Unless you live under a rock (or offline) you will know that misinformation is a huge issue. In fact, it’s becoming an existential crisis that can upturn everything from national elections to international warfare. Add to that the worrisome fact that trust of the media is at an all-time low — only 42 per cent of Canadians say they trust the news, and in the U.S. that number is among the lowest in the world at 22 per cent, according to the Reuters Institute’s 2022 Digital News Report. (Thanks alot, Fox News.)


And here we are, a little country paper with an annual tradition that goes back nearly 20 years of spinning some yarns every April 1st. Our primary goal is to make readers smile (oh, the thought of Ryan Reynolds living in Chelsea sure brought some smiles) and our secondary is to apply a little satire to a hot-button issue (like the no-swim swim rocks of Wakefield and the ad for Survivor Quebec - The Anglo Edition).

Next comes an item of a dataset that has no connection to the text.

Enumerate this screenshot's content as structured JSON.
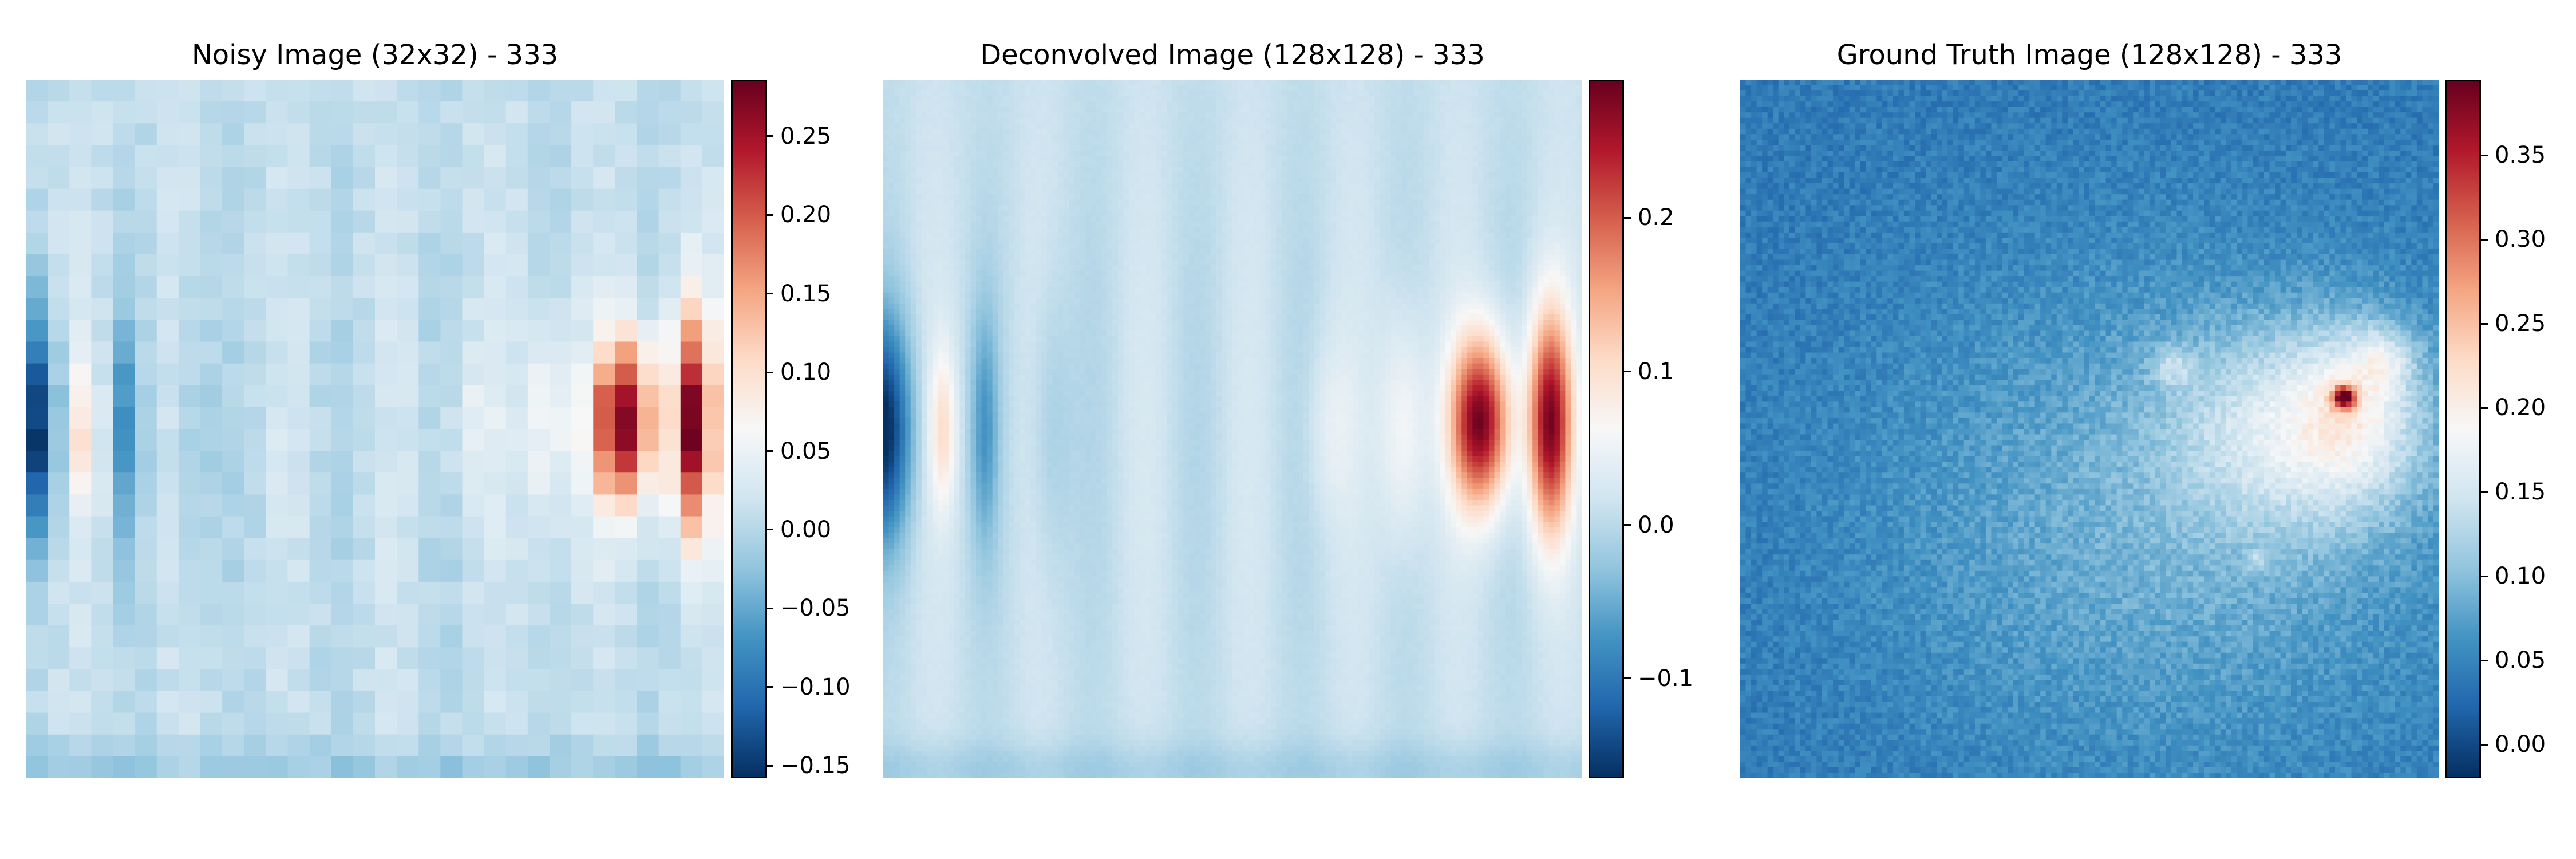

Some of our favourites include the year Chelsea council banned the colour yellow, new “dry swim” classes at the Wakefield centre, and the edition we announced our printer was using fruit-flavoured inks (after which a diner at the now-defunct Alpengruss restaurant was spotted doing a taste test).

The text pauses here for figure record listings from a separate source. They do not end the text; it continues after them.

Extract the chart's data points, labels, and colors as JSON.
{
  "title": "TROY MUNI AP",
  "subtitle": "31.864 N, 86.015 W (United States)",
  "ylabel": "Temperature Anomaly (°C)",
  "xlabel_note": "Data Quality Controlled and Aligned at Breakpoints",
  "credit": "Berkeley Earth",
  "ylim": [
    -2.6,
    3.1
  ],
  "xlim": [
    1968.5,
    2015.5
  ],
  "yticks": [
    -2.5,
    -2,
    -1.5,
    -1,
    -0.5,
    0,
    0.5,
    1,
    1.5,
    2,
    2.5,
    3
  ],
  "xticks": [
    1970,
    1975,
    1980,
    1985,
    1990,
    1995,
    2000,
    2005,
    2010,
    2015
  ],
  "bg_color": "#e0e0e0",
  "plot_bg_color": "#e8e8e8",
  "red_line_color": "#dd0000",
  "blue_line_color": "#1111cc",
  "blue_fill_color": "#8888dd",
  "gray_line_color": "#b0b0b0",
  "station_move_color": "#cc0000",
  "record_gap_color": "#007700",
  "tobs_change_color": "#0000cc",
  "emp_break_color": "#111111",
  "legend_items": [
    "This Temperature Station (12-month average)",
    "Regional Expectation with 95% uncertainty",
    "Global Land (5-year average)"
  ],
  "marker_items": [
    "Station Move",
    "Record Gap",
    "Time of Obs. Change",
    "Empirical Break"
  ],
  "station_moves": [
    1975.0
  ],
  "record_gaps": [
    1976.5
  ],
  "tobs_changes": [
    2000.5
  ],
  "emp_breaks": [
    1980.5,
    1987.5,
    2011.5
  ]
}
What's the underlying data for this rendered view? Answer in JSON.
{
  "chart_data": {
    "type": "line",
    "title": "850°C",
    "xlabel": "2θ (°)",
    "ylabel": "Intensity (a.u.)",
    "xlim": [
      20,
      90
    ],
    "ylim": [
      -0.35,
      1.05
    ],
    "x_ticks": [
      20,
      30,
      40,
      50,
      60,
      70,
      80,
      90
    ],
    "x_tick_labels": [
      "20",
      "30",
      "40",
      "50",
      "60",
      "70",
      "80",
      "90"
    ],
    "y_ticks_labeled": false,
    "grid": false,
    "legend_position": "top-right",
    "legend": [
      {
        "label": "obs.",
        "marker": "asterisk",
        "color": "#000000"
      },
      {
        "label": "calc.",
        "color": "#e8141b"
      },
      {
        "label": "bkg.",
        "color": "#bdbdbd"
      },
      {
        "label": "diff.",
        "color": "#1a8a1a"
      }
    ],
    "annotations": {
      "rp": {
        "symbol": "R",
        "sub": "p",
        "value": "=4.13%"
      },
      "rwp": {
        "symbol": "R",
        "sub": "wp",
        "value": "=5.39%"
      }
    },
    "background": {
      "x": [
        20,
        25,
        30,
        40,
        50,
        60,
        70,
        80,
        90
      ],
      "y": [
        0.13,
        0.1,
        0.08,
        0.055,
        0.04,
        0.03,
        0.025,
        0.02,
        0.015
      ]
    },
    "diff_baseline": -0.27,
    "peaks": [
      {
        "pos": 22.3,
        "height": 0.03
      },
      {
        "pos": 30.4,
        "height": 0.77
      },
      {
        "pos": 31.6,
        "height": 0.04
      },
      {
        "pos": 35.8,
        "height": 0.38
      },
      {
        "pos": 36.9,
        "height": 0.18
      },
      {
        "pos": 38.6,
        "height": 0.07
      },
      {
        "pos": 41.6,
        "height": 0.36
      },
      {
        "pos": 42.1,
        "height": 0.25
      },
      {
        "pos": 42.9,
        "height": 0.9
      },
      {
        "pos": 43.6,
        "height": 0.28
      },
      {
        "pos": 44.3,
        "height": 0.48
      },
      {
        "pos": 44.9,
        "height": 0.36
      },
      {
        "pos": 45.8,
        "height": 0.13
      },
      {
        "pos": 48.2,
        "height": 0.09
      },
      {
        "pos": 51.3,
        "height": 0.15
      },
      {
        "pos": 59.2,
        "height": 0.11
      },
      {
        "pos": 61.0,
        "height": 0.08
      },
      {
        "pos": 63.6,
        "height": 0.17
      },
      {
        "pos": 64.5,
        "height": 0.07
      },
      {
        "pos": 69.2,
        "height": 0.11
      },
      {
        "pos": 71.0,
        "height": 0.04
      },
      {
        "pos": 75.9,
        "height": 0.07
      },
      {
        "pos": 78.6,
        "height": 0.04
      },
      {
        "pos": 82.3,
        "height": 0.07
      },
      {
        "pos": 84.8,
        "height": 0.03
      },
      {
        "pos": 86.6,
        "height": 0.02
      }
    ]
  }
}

We look forward to this edition each year — we laugh ourselves silly in the newsroom dreaming up spoofs, and laugh even harder when someone gets busted licking the front page of the paper!


Our policy is to make sure to include some kind of April 1st reference, and to restrict the spoofs to just the print edition; that way there’s less chance of our fake news story being spread too far. But spread it does, and so maybe we are riding a line that has become too fine.

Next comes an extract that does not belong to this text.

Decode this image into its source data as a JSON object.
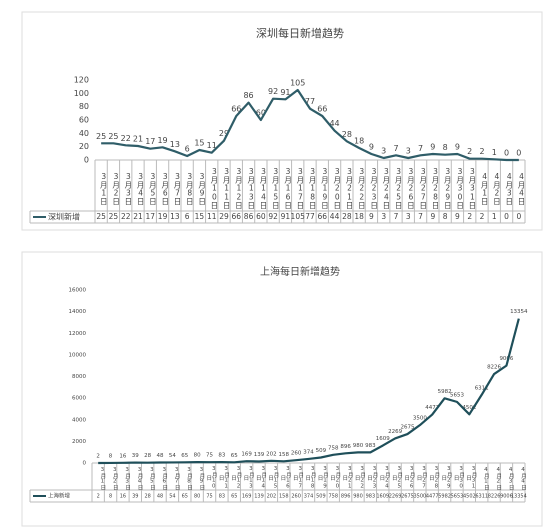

As we approach our 50th anniversary, we are taking the opportunity to toot our own horn and remind the community about the importance of local, accurate news created by diligent reporters and editors, whose job it is to get the facts straight. (And let me slip in a shameless plug for our upcoming event that will hash out these topics and more May 26 as part of the Wakefield Writers Festival. Get your tickets!)


Times change, maybe our annual tradition has run its course.